General Knowledge

Would You Survive History's Deadliest Events? Quiz

The Titanic, Pompeii, and the Black Death — would you have made it out alive?

Would You Survive History's Deadliest Events? Quiz: Test Your Knowledge

Throughout history, catastrophic events have tested human resilience in unimaginable ways. The 1918 Spanish Flu killed an estimated 50 million people worldwide — more than World War I itself — yet certain behaviors and circumstances dramatically improved individual survival odds. This quiz puts you in the middle of history's deadliest disasters and asks: what would you do?

How It Works

Each round presents 10 randomized questions from a pool of 50, with four multiple-choice options per question. Every question drops you into a real historical disaster scenario — from sinking ships to volcanic eruptions — and asks you to choose the action most likely to save your life. Instant feedback reveals the real history behind each answer.

What You'll Learn

You'll discover surprising survival statistics from the Titanic, learn why Pompeii's victims didn't simply run away, understand the quarantine practices that slowed the Black Death, and uncover the real reasons certain disasters killed so many people. Each answer teaches genuine historical facts backed by documented evidence.
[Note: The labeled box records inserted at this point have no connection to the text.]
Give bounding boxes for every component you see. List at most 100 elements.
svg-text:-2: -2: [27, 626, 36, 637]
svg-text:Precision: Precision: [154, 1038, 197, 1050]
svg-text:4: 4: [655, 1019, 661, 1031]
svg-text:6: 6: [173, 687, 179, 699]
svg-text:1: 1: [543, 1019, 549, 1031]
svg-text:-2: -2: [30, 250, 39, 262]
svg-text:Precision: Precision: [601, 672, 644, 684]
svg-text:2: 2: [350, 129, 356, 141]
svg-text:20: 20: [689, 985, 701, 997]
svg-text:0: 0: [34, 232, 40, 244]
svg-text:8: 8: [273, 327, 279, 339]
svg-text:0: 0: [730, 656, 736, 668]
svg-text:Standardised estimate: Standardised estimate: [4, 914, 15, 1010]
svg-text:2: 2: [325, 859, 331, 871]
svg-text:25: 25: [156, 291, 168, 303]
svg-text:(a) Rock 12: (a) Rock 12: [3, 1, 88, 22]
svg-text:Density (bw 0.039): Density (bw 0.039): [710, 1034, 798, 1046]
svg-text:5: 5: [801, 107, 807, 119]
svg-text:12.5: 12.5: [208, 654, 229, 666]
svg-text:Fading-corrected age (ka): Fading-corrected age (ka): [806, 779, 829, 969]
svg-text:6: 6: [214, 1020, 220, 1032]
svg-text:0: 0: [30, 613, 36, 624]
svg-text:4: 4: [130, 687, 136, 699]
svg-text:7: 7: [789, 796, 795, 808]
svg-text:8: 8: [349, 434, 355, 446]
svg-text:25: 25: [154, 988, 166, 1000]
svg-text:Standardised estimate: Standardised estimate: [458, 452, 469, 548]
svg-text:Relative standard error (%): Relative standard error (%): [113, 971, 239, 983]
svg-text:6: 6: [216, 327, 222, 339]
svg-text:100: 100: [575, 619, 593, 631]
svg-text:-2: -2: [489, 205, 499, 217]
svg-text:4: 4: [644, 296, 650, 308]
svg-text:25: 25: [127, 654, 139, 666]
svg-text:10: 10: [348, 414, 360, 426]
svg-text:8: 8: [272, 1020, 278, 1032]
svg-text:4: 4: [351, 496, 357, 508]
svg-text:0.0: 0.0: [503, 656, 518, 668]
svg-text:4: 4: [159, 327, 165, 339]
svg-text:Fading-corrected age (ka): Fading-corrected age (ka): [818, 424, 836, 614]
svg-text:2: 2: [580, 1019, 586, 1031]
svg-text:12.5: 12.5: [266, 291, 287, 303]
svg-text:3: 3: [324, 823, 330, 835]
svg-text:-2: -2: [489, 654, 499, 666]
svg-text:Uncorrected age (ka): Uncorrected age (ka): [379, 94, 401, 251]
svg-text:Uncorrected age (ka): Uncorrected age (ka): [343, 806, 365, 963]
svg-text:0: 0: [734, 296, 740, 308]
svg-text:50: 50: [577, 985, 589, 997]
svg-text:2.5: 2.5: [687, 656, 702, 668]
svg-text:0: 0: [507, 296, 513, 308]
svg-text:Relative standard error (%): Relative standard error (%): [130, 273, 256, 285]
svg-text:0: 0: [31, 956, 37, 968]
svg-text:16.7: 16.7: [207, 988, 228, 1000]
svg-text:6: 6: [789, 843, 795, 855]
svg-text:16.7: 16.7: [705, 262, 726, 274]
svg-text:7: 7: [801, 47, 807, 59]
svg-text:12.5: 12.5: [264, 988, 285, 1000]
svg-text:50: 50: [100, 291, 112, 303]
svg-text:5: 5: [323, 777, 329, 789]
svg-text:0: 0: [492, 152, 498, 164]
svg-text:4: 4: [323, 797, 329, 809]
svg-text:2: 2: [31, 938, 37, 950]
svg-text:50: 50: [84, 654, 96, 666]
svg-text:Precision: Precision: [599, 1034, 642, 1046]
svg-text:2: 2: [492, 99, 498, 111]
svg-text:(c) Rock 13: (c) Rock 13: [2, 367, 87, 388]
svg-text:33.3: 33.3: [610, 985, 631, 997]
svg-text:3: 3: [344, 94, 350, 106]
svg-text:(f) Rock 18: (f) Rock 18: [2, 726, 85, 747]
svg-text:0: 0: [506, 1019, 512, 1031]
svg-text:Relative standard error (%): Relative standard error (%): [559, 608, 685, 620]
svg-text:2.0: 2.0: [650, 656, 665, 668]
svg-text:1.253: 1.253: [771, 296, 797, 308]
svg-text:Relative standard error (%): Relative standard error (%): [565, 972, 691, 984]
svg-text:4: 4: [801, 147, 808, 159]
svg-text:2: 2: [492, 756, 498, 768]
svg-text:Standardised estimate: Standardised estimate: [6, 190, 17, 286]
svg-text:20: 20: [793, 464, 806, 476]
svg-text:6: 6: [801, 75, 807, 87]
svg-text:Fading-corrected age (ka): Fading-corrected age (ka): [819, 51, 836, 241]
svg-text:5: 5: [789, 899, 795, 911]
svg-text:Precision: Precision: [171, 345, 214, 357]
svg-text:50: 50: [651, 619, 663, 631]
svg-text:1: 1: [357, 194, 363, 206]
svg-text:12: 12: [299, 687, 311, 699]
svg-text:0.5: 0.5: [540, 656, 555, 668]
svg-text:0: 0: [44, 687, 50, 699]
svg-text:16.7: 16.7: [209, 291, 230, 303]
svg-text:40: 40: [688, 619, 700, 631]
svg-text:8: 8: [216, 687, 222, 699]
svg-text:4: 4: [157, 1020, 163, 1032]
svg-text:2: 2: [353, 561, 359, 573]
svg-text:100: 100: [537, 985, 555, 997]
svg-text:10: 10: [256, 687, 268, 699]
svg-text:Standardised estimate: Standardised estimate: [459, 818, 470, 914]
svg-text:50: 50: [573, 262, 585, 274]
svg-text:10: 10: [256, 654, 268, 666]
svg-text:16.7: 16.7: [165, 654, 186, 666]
Frequently Asked Questions

How many people survived the Titanic?

Of the approximately 2,224 passengers and crew aboard the Titanic, only about 710 survived — roughly 32%. Survival rates varied dramatically by class and gender: 97% of first-class women survived compared to just 16% of third-class men. The ship carried lifeboats for only about 1,178 people, less than half those on board.

What destroyed Pompeii?

Mount Vesuvius erupted on August 24, 79 AD, burying Pompeii under approximately 20 feet of volcanic ash and pumice. While many people think the lava killed residents, it was actually pyroclastic surges — superheated clouds of gas and rock traveling at up to 450 mph and reaching temperatures of 500 degrees Celsius — that killed most victims almost instantly.

How did people survive the Black Death?

Survivors of the Black Death (1347-1353) benefited from a combination of factors: some had genetic mutations like CCR5-delta32 that provided natural resistance, others practiced early forms of quarantine (the word itself comes from the Italian "quarantina," meaning 40 days of isolation), and many simply fled infected areas before the plague arrived. Roughly 30-60% of Europe's population perished.